Otra economía

Poder, oligarquía y crisis

El contrapunto del estancamiento salarial de las últimas décadas fue la creciente concentración del ingreso, que afectó —de manera general, aunque con desigual intensidad— al conjunto de las economías comunitarias, incluidas aquellas que se caracterizaban por una tradición relativamente igualitaria. Este proceso concentrador ha sido uno de los factores —por supuesto, omitido por la visión dominante de la economía— que dan cuenta de la crisis actual.

El grupo que se benefició del referido proceso concentrador invirtió una parte sustancial de sus ingresos en productos y servicios financieros (surgidos, en parte, de los títulos de deuda generados en el mercado hipotecario), con los que se obtuvieron lucrativas rentabilidades, que retroalimentaron el circuito financiero, sin que ello revirtiera en la economía productiva. De este modo, cada vez más, se confundían los intereses de los ricos y los de la industria financiera que contribuyeron a levantar.

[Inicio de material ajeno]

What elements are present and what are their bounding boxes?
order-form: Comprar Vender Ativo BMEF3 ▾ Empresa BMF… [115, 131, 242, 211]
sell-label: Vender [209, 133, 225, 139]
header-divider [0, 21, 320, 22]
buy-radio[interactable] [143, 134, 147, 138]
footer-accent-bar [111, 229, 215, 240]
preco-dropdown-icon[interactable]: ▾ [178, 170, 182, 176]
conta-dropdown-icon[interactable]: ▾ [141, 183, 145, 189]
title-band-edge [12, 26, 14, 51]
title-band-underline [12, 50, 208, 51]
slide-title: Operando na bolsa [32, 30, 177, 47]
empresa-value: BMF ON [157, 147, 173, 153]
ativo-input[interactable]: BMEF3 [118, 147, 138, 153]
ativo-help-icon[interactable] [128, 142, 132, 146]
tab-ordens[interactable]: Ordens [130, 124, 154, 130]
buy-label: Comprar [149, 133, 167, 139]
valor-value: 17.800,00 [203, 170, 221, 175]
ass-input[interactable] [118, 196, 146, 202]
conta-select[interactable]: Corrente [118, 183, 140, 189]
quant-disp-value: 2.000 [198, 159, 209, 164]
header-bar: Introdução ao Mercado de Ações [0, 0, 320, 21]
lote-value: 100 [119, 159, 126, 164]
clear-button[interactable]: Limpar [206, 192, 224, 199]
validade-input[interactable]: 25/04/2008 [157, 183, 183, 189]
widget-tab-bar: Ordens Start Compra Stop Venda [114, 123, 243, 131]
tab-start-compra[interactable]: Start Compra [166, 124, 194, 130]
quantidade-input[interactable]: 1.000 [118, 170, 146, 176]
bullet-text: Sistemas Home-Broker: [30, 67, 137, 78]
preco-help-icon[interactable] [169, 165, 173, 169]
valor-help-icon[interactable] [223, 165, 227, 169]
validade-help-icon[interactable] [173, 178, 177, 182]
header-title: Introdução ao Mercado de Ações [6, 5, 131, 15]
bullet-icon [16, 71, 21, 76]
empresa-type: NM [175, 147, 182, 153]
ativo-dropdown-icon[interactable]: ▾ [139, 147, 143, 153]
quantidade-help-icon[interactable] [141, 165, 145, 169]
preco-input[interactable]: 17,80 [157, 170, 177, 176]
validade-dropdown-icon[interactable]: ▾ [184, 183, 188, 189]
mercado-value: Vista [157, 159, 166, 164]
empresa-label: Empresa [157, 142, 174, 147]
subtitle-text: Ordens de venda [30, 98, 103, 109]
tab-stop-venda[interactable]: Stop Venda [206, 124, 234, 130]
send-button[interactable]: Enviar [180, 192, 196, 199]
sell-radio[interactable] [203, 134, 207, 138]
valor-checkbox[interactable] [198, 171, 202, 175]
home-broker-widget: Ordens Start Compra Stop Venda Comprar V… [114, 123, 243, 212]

Hay que considerar asimismo que la propensión al consumo del segmento de alta renta es mucho menor que la del conjunto de los trabajadores asalariados, con el añadido de que buena parte de las compras consisten en bienes de lujo adquiridos en el mercado internacional, lo cual, al mismo tiempo, tiene un limitado impacto sobre la demanda agregada y es un factor de perturbación de las cuentas exteriores.

Es importante reparar, además, en que la concentración del ingreso y del poder van de la mano, se refuerzan mutuamente. Aunque quizá de manera menos visible, pues hay menos información al respecto, también aquí encontramos una de las raíces fundamentales de la crisis económica. La privilegiada posición de los grupos situados en el vértice de la estructura social explica, en gran medida, el formato de unas políticas económicas implementadas desde los años 80 de la pasada década que favorecieron sus intereses, estrechamente vinculados, como acabo de señalar, a la industria financiera.

En definitiva unas políticas sesgadas en beneficio de unas posiciones oligárquicas que, además, ocuparon de una manera progresiva los espacios públicos. Esta ocupación, esta versatilidad entre las oligarquías económicas y las elites políticas, que algunos han denominado puertas giratorias, contribuyó a que las políticas estatales se acomodaran y sirvieran a la estrategia de los grupos dominantes (no hay más que ver la relajación de la presión fiscal de las rentas del capital y el aumento del gravamen sobre los ingresos salariales).

Se configuró de este modo un escenario de baja densidad institucional y, al mismo tiempo, de una institucionalidad funcional a esos intereses, con importantes espacios de opacidad donde anidó la industria financiera, y también donde las grandes corporaciones, nacionales y transnacionales, encontraron rentables nichos de negocio.

Por todo lo anterior, hay que decir con claridad que una salida de la crisis equitativa y democrática necesita enfrentar el problema de la formidable concentración de poder económico y político en manos de una minoría; es necesario acabar con los privilegios de la oligarquía dominante, redistribuir renta y riqueza y cambiar las reglas del juego. Podemos trasladar a la ciudadanía este planteamiento, inequívoco y rotundo. Entretanto, los partidos atrapados en el actual orden de cosas exhiben al respecto sus titubeos y vergüenzas, acumulados en un largo itinerario político de mansedumbre y connivencia con el poder, o, directamente, se alinean con los ricos.

Esta es una de las razones de los furibundos ataques de esos partidos y de los medios de comunicación a su servicio, y no la supuesta debilidad de un programa económico que, aun reconociendo que debe ganar en consistencia (no olvidemos que nos encontramos en un proceso constituyente), acierta en el diagnóstico y describe un escenario de salida de la crisis favorable a la mayoría social.